Okay, from TIME Magazine.
“…in a now famous meeting at New Orleans’ Cafe du Monde, two scandalized conservatives, Paige Patterson and Paul Pressler, hatched an insurgency. Packing the annual convention of 1979, they elected a conservative president and unearthed bylaws that amplified his power. “Baptist battles” consumed each convention until 1990, when the right wing prevailed decisively. The SBC then allied itself with the Republican Party, insisted on word-for-word biblical inerrancy and produced a drumbeat of provocative pronouncements on topics like wifely submission and the need to convert Jews.”
The latest policies,support for the death penalty and an explicit ban on women pastors is really the tip of the iceberg.
The SBC deleted a sentence in the denomination’s guiding document stating that “the criterion by which the Bible is to be interpreted is Jesus Christ,” replacing it with language suggesting that Scripture, as God’s direct revelation, must be regarded as the ultimate authority.

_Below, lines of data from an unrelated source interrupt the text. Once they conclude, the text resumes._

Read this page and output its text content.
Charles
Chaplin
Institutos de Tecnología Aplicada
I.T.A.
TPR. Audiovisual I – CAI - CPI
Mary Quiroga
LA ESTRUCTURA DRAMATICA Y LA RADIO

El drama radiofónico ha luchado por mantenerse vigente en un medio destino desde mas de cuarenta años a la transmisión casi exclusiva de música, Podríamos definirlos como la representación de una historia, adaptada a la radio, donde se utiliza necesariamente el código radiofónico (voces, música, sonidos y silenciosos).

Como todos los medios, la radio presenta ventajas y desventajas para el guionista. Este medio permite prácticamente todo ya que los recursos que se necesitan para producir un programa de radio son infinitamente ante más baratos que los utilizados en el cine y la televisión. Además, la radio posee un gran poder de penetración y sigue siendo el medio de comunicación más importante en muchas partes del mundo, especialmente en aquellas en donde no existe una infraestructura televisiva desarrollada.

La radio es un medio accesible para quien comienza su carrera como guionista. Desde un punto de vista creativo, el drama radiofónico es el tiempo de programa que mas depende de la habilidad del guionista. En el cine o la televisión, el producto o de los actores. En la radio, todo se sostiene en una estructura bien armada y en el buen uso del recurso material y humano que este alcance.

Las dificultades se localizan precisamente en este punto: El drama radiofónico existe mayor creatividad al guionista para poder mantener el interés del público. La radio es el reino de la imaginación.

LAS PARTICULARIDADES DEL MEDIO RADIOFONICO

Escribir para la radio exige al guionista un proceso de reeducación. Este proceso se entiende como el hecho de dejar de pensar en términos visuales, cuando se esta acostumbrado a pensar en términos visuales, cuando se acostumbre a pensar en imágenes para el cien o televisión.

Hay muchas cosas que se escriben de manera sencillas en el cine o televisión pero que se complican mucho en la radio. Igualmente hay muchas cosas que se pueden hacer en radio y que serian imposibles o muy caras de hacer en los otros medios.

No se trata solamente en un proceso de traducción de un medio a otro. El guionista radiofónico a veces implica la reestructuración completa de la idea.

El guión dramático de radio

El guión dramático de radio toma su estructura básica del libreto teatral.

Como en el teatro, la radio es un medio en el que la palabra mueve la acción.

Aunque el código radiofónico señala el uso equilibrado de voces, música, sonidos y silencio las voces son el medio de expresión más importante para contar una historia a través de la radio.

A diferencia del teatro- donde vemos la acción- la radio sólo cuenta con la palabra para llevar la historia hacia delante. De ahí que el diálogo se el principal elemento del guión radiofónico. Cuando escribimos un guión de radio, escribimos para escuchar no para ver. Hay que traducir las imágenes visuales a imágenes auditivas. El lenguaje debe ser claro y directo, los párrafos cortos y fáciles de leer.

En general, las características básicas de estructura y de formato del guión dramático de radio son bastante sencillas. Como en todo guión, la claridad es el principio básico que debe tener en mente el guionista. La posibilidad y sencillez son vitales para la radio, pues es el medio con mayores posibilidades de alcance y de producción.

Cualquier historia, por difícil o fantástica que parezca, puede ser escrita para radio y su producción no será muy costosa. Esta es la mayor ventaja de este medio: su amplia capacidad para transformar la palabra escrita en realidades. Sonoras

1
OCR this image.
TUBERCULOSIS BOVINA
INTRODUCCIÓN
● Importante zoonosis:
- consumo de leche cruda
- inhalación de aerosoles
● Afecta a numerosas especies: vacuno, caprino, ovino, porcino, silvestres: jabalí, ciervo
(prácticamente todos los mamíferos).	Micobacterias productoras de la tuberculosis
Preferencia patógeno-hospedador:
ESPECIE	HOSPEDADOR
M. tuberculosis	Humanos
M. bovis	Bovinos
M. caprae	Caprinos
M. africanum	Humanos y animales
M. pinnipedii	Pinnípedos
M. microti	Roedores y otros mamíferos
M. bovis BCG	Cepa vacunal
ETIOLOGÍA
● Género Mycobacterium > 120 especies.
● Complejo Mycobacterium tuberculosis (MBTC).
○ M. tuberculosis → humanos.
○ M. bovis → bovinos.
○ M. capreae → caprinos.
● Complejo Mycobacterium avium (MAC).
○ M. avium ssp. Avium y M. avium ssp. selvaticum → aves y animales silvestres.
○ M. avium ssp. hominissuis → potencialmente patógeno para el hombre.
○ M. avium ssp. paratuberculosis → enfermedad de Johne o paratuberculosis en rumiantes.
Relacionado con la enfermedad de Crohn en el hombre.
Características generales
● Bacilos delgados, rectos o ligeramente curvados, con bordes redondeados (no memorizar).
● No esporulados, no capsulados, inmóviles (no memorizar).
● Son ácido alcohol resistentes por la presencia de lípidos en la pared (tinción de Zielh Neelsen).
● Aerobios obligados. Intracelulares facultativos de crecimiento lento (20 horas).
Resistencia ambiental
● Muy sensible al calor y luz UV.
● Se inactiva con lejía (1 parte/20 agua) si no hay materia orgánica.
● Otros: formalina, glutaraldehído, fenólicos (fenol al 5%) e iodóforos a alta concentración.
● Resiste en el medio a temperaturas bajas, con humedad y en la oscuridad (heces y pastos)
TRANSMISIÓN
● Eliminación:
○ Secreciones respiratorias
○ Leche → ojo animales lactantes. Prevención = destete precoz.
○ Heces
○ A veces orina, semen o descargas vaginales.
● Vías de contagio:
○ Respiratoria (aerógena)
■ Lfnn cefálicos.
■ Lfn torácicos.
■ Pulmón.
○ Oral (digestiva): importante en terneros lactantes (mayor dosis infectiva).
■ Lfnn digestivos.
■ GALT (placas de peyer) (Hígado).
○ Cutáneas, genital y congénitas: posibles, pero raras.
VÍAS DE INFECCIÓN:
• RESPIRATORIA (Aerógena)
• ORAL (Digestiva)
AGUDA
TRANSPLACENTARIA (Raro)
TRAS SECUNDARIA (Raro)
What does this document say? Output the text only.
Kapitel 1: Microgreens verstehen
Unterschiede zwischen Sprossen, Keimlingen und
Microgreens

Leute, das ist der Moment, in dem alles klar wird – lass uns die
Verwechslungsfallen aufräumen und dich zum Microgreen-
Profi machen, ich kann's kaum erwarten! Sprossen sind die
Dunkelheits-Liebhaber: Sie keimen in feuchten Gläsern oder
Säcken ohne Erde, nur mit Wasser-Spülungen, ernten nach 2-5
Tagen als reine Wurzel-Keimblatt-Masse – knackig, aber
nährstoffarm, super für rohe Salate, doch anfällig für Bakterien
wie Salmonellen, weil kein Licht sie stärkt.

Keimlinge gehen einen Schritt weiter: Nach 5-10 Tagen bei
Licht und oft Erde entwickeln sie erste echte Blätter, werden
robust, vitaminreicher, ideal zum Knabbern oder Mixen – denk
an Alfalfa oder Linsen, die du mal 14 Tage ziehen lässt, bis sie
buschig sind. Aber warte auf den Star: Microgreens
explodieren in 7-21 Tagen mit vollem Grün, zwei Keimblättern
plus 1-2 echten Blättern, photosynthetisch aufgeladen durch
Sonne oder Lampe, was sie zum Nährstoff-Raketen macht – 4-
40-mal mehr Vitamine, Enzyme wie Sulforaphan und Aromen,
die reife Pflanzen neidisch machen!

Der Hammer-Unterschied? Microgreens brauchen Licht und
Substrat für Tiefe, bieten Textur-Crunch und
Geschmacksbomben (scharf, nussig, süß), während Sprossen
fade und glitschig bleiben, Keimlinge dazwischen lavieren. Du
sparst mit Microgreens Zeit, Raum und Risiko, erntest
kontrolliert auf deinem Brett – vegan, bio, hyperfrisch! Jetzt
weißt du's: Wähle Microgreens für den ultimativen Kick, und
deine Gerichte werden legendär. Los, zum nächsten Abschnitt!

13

Here’s the deal: when the Bible is interpreted through Christ, a believer is granted a certain latitude, because in Protestantism each Christian’s experience of the Savior is incontestably his or her own, unmediated by priest or minister. This new language seems to represent not just a confining literalism but a ceding of personal power to the denomination’s scriptural experts.
The upstart of this whole affair is a group calling themselves the Cooperative Baptist Fellowship who is also meeting in Orlando. This group has set up seperate missions, seminaries and publishing houses.
Right now they have 1,800 affiliated churches.
There may be history happening here!
I should be noted that churches which are members of the SBC are not required to follow its “edicts” in any way, shape or form.
Also:
I’m not sure why the phrase “who is also meeting in Orlando” warrants italics, but the CBF is more than just some “group”, as you put it. The goal of the CBF is to offer churches and alternative to the political whore that is the SBC. As far as seperate seminaries go, I’m not too sure about that one. There would be no reason for this, since the CBF is not trying to create a new denomination, but rather, trying to overhaul an existing one which has lost its focus and strayed from its original mission. The CBF is not trying to replace the SBC as the governing body of the Southern Baptist denomination. Southern Baptism, by definition, has no definative governing body. The best way to describe what the SBC was and should be, and what the CBF is, is a unifying body. The word of the SBC and CBF is not law, and never will be. That’s just not the way Southern Baptism works.